事件は氷山の一角でしかない?
事件の糸口を見つけるために、筑紫野市内の閑静な住宅地区にあるS市議宅をアポなしで訪ねた。折りよく在宅だったS市議は、今回の事件に関しての取材と伝えると快く応じてくれた。今回の事件に関して「自分はまったく無関係である。市役所OBである企業団局長が10年近く在籍し、70歳近い高齢であることから、企業団内の変革を申し出ていた」ことなどを語る。記者が、旭工務店とJVを組み、事件の舞台となっている工事に参加していたコスモ建設とS市議との関係について、各方面に取材した際、かなり親しい付き合いであるとの証言があったことを告げると、S氏は「たしかにコスモ建設の代表とは公私ともに長い付き合いであります。しかし、コスモはJVに参加しただけで(同社関係には)逮捕者もいなかったはず」と、自らの関係を認めながらも、コスモ建設と事件との繋がりを全面否定。

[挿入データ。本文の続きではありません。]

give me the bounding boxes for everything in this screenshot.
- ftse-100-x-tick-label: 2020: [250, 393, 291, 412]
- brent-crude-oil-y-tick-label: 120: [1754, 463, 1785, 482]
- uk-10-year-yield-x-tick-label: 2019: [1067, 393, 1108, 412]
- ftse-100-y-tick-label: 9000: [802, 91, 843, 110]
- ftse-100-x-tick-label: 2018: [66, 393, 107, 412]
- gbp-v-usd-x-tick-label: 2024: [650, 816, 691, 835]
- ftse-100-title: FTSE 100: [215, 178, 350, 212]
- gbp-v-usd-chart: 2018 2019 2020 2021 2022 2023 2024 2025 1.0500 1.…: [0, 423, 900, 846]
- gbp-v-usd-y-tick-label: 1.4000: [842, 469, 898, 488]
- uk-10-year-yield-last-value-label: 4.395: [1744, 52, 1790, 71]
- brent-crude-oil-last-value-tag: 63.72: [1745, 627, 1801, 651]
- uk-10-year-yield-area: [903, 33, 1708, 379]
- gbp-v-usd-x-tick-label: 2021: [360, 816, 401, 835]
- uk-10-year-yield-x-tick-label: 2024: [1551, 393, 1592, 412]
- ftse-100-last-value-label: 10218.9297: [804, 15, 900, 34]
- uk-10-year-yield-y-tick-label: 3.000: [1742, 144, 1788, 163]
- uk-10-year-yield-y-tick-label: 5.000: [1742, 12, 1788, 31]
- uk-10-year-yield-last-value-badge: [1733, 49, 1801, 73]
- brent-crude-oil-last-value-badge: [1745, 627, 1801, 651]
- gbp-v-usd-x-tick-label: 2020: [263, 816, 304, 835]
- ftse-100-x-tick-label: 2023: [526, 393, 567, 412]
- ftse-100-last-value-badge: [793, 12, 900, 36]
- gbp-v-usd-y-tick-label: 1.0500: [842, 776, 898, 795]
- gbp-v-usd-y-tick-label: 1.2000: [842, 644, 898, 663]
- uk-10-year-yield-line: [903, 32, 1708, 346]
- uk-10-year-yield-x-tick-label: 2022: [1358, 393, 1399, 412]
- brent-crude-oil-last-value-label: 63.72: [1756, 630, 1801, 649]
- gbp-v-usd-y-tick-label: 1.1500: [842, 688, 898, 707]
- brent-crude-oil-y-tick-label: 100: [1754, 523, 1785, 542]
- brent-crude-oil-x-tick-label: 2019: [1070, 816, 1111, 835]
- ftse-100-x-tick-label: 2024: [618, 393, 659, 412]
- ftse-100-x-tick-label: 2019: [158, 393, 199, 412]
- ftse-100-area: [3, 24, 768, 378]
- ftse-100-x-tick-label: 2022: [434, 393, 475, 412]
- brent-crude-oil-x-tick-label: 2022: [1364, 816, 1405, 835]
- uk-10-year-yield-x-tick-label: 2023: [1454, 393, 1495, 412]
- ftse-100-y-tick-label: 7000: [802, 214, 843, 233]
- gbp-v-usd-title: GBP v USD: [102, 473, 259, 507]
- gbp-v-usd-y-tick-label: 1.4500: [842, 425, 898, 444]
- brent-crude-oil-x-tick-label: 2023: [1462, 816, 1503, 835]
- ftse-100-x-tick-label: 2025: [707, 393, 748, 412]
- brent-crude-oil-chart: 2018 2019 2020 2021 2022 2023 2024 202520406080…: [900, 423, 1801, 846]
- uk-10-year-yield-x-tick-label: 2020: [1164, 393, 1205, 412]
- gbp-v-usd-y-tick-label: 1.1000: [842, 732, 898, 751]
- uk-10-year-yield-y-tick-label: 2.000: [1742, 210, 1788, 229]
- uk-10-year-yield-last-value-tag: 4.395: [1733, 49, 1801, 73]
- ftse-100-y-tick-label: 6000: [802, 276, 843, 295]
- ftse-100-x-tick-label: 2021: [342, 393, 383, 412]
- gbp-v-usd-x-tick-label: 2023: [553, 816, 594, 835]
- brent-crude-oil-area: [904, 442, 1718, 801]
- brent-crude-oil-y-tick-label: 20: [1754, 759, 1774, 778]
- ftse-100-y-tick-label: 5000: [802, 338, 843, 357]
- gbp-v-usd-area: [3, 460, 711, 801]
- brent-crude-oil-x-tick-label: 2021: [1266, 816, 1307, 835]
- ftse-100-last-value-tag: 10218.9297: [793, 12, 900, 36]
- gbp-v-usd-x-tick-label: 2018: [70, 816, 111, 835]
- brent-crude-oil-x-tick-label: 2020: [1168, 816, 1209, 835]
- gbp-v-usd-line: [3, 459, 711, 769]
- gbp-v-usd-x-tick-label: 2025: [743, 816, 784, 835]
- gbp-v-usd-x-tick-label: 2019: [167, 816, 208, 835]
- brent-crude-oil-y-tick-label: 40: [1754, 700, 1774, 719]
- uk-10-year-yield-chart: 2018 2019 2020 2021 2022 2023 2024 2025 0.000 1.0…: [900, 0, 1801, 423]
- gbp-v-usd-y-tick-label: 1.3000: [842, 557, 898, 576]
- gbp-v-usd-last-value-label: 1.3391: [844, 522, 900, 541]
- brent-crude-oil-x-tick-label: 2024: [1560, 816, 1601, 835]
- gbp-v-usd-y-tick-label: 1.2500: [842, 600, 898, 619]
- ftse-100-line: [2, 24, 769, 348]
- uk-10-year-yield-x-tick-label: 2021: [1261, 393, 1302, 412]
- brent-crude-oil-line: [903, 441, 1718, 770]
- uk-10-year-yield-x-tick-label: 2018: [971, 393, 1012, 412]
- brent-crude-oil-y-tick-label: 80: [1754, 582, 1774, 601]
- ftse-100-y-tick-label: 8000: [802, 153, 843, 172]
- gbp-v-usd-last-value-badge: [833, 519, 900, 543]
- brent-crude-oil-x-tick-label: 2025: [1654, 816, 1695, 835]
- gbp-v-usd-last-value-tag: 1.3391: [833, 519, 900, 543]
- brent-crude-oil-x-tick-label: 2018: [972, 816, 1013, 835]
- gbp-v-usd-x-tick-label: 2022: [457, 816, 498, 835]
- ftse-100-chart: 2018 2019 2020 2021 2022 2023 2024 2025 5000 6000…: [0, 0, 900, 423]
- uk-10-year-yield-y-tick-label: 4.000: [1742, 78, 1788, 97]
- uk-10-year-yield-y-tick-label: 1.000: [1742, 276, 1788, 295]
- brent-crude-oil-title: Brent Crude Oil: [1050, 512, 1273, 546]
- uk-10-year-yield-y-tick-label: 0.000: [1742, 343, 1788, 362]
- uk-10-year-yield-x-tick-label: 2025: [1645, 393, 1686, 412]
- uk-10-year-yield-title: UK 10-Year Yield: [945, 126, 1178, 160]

さらにS市議は、「逮捕された冨岡課長補佐の親類が筑紫野市内で小料理店を開いている。そこに市職員や工事関係者が数多く出入りしているらしい。今回の事件の内容もその料理店で漏らしたと聞いている」という。また、同市や企業団から発注されたその他の工事価格も、その料理店で漏れている可能性が高いと示唆する。それが本当なら今回の事件は氷山の一角となる。
問われる筑紫野市の対応
同市は過去、汚職事件に見舞われ、市民からの信頼が失墜。2003年、クリーンなイメージと市民派をスローガンに平原四郎現市長が初当選した。しかし、再選を果たした後、クリーンヒル宝満建設工事をめぐる疑惑が浮上していた。
そうした中、職員の競売入札妨害という不祥事が発覚し、企業との癒着体質が浮き彫りにされた。しかもS市議によると、同市ではこういった不祥事に際し、指名停止措置はあるものの、罰金や反則金などの措置はとられていないという。早急な条例改正などを視野に入れるべきだろう。
まさに霧に包まれた筑紫野市。今回の逮捕で一部事件の内容が明るみとなったものの、全容解明には時間が掛かりそうだ。これを機に、同市を覆う深い霧を晴らしてほしいものである。